Le Mur invisible, Marlen Haushofer

Il y a de ces livres qui s’oublient, qu’on oublie avant que, soudain, une réédition les fasse remonter à la surface. Cette fois, c’est un post instagram de Maureen Wingrove (la dessinatrice Diglee) qui a donné au roman autrichien (un classique, là-bas) une nouvelle vie et un succès de vente visiblement inattendu. Les écoféministes se ruent sur le livre, l’éditeur qui a permis ce retour en grâce se frotte les mains, évidemment. Mais qu’importe… Ce livre est tombé dans nos petites pattes de lecteur curieux par un autre biais et nous nous en félicitons. Car il rejoint notre travail littéraire du moment (Le Mur) et peut nous être utile (ou pas, peu importe). Le Mur invisible a été un immense plaisir de lecture, là est l’essentiel. Plaisir de découvrir une autrice inconnue et de très grand talent. Plaisir de retrouver dans une thématique de genre (mais il ne faut pas se fier aux apparences) un type de lecture (mais il ne faut surtout pas se fier aux apparences) oublié depuis un moment. Plaisir enfin de trouver dans un roman qui ne nous prometttait pas ça un type de lecture que l’on aime par-dessus tout, surprenant, exigeant, et pourtant propice au bonheur (le pourtant n’a rien à faire là, comme s’il s’agissait de s’excuser de ne pas rechercher du facile). S’il fallait rapprocher ce roman génial (l’adjectif n’est pas galvaudé) de ce que nous avons lu ces derniers temps, on pourrait regarder du côté de Monique Wittig (mais ce n’est pas la même chose, évidemment). D’Ingeborg Bachman ? Pas du tout. Comme s’il était important d’établir des liens (nous nous fatiguons nous-mêmes). Passons…

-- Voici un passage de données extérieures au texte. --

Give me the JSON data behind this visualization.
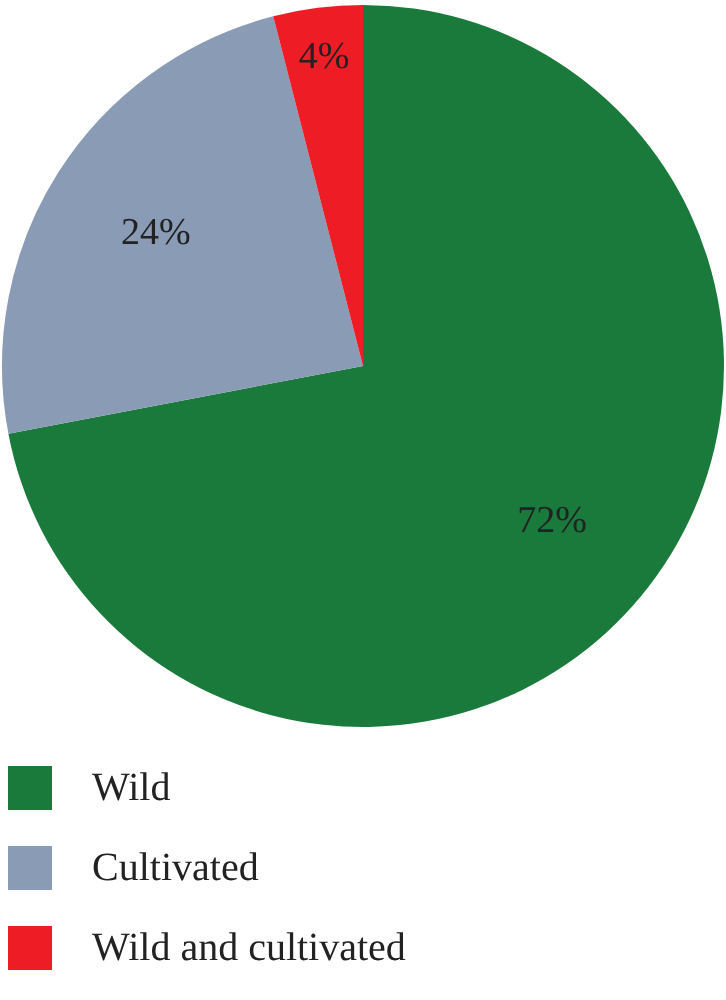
{
  "chart_data": {
    "type": "pie",
    "categories": [
      "Wild",
      "Cultivated",
      "Wild and cultivated"
    ],
    "values": [
      72,
      24,
      4
    ],
    "colors": [
      "#1a7a3c",
      "#8a9bb5",
      "#ee1c25"
    ],
    "value_labels": [
      "72%",
      "24%",
      "4%"
    ],
    "legend": "bottom"
  }
}
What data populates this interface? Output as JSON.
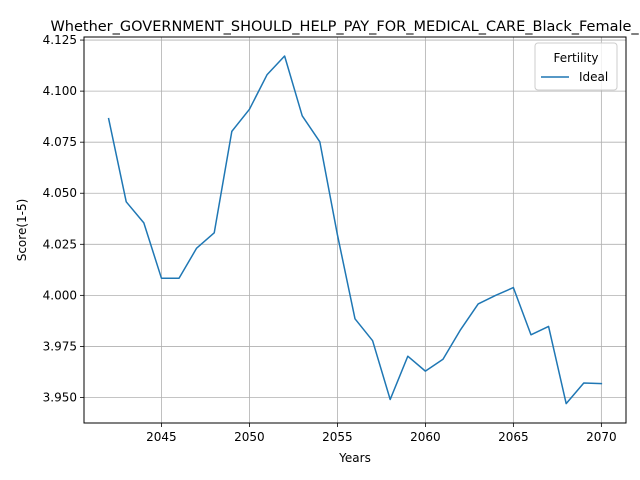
{
  "chart_data": {
    "type": "line",
    "title": "Whether_GOVERNMENT_SHOULD_HELP_PAY_FOR_MEDICAL_CARE_Black_Female_Bel",
    "xlabel": "Years",
    "ylabel": "Score(1-5)",
    "xlim": [
      2040.6,
      2071.4
    ],
    "ylim": [
      3.9375,
      4.1265
    ],
    "xticks": [
      2045,
      2050,
      2055,
      2060,
      2065,
      2070
    ],
    "yticks": [
      3.95,
      3.975,
      4.0,
      4.025,
      4.05,
      4.075,
      4.1,
      4.125
    ],
    "xtick_labels": [
      "2045",
      "2050",
      "2055",
      "2060",
      "2065",
      "2070"
    ],
    "ytick_labels": [
      "3.950",
      "3.975",
      "4.000",
      "4.025",
      "4.050",
      "4.075",
      "4.100",
      "4.125"
    ],
    "grid": true,
    "legend": {
      "title": "Fertility",
      "position": "top-right"
    },
    "series": [
      {
        "name": "Ideal",
        "color": "#1f77b4",
        "x": [
          2042,
          2043,
          2044,
          2045,
          2046,
          2047,
          2048,
          2049,
          2050,
          2051,
          2052,
          2053,
          2054,
          2055,
          2056,
          2057,
          2058,
          2059,
          2060,
          2061,
          2062,
          2063,
          2064,
          2065,
          2066,
          2067,
          2068,
          2069,
          2070
        ],
        "y": [
          4.0865,
          4.0458,
          4.0355,
          4.0084,
          4.0084,
          4.0231,
          4.0306,
          4.0803,
          4.0911,
          4.108,
          4.1172,
          4.0879,
          4.0752,
          4.0297,
          3.9885,
          3.9778,
          3.949,
          3.9702,
          3.9629,
          3.9687,
          3.9832,
          3.9958,
          4.0,
          4.0038,
          3.9807,
          3.9848,
          3.947,
          3.9571,
          3.9568
        ]
      }
    ]
  }
}
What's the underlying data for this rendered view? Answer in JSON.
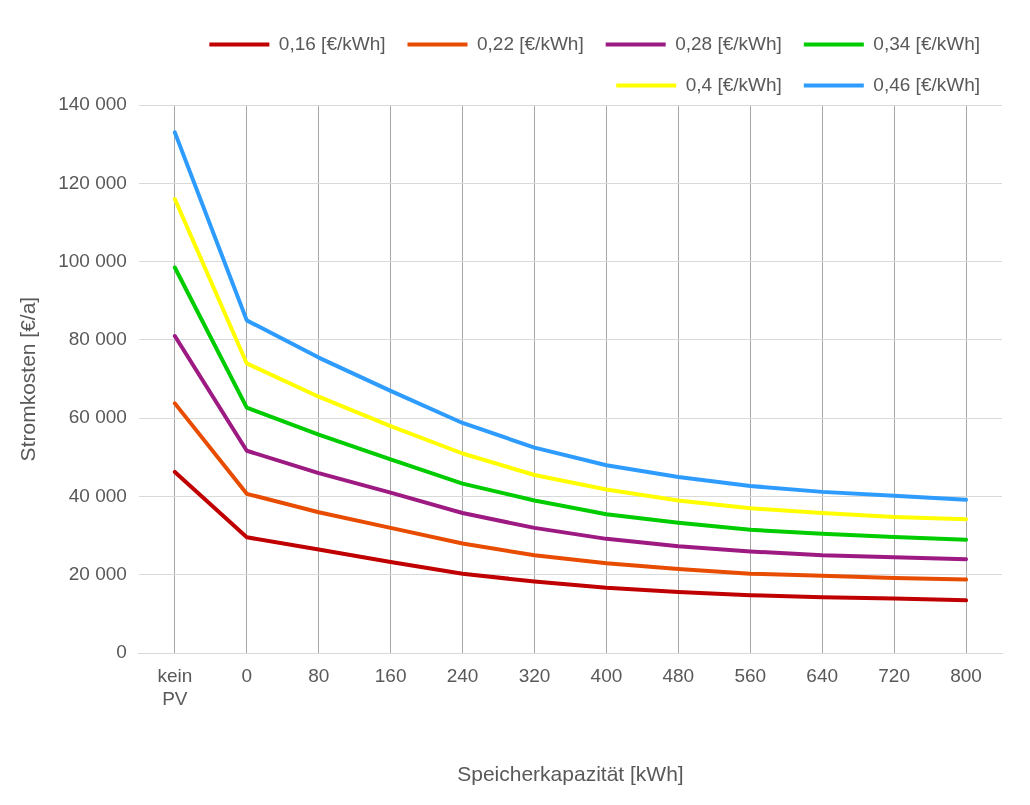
{
  "chart_data": {
    "type": "line",
    "xlabel": "Speicherkapazität [kWh]",
    "ylabel": "Stromkosten [€/a]",
    "categories": [
      "kein PV",
      "0",
      "80",
      "160",
      "240",
      "320",
      "400",
      "480",
      "560",
      "640",
      "720",
      "800"
    ],
    "ylim": [
      0,
      140000
    ],
    "yticks": [
      {
        "value": 0,
        "label": "0"
      },
      {
        "value": 20000,
        "label": "20 000"
      },
      {
        "value": 40000,
        "label": "40 000"
      },
      {
        "value": 60000,
        "label": "60 000"
      },
      {
        "value": 80000,
        "label": "80 000"
      },
      {
        "value": 100000,
        "label": "100 000"
      },
      {
        "value": 120000,
        "label": "120 000"
      },
      {
        "value": 140000,
        "label": "140 000"
      }
    ],
    "grid": true,
    "legend": "top right",
    "marker": "none",
    "line_style": "solid",
    "series": [
      {
        "name": "0,16 [€/kWh]",
        "color": "#c00000",
        "values": [
          46300,
          29600,
          26500,
          23300,
          20300,
          18300,
          16700,
          15600,
          14800,
          14300,
          14000,
          13500
        ]
      },
      {
        "name": "0,22 [€/kWh]",
        "color": "#e84c00",
        "values": [
          63800,
          40700,
          36000,
          32000,
          28000,
          25000,
          23000,
          21500,
          20300,
          19800,
          19200,
          18800
        ]
      },
      {
        "name": "0,28 [€/kWh]",
        "color": "#9c1a82",
        "values": [
          81000,
          51700,
          46000,
          41000,
          35800,
          32000,
          29200,
          27300,
          26000,
          25000,
          24500,
          24000
        ]
      },
      {
        "name": "0,34 [€/kWh]",
        "color": "#00cc00",
        "values": [
          98500,
          62700,
          55800,
          49500,
          43300,
          39000,
          35500,
          33300,
          31500,
          30500,
          29700,
          29000
        ]
      },
      {
        "name": "0,4 [€/kWh]",
        "color": "#ffff00",
        "values": [
          116000,
          74000,
          65500,
          58000,
          51000,
          45500,
          41800,
          39000,
          37000,
          35800,
          34800,
          34200
        ]
      },
      {
        "name": "0,46 [€/kWh]",
        "color": "#2e9cff",
        "values": [
          133000,
          85000,
          75500,
          67000,
          58800,
          52500,
          48000,
          45000,
          42700,
          41200,
          40200,
          39200
        ]
      }
    ]
  }
}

Une femme (une urbaine) se rend chez sa cousine, en montagne (les Alpes), dans un chalet où elle la retrouve, ainsi que son mari, leur chien et leur chat. Un soir, le couple se rend en ville, laissant l’héroïne seule pour un moment. Ils rentreront dans la soirée. Sauf qu’ils ne rentrent jamais. Le lendemain matin, surprise de ne pas les voir, elle va se promener dans la campagne, avec Lynx, le chien, et se heurte à une paroi invisible. Après vérification, il s’agit bien d’un mur infranchissable. De l’autre côté, tout (sauf la végétation) semble figé, mort et comme statufié. Dès lors, le mur invisible est évacué par la narratrice (l’héroïne) qui dans son récit va s’en tenir strictement à son travail quotidien (agriculture, chasse, pêche, entretien du chalet, cuisine, écriture, tenue du calendrier, etc…) , à ses efforts pour survivre, à ses relations avec les animaux (une vache, puis son veau, un chien, une chatte, puis ses petits, les animaux sauvages), à une réflexion sur ce qu’elle fut et ce qu’elle est devenue à cause du ou grâce au mur. Une façon comme une autre de mettre de l’ordre dans le chaos. Il ne se passe donc rien du point de vue romanesque, pas d’événements majeurs, de rebondissements inattendus (ou trop attendus), alors qu’il se passe évidemment beaucoup de choses. On est face à une poétique du travail, de la survie, du travail pour la survie, poétique du quotidien d’une femme moderne (des années 60) qui se trouve enfermée dans une « île » en plein milieu du continent européen et à la façon de Robinson organise son espace en fonction de sa vie solitaire.

L’attente inutile est évacuée (cette femme n’est pas un Robinson à l’identique, personne ne viendra la libérer), la solitude, le silence sont omniprésents (pas de Vendredi pour parler, dominer). Pourtant, il y a bien un dénouement. Avec événement majeur, qui tombe à la fin du roman, à la presque fin, et qui est annoncé à grand renfort de prolepses visant à casser à tout prix le fameux suspens cher à tout bon lecteur de narration à intrigue. Marlen Haushofer nous le fait donc savoir, elle s’en tape de l’intrigue et spoile joyeusement la fin de son roman, ah, la brave femme, j’adore. Les annonces du destin de certains de ses animaux et du dénouement dont nous ne parlerons pas ici, laissons le soin de faire ce travail à la narratrice du roman qui n’écrit pour personne d’autre qu’elle-même, se succèdent, se multiplient durant tout le bouquin, c’est un pur régal, à contre-courant de ce qui se fait habituellement. C’est ça, Le Mur invisible n’est pas un roman as usual, mais alors pas du tout.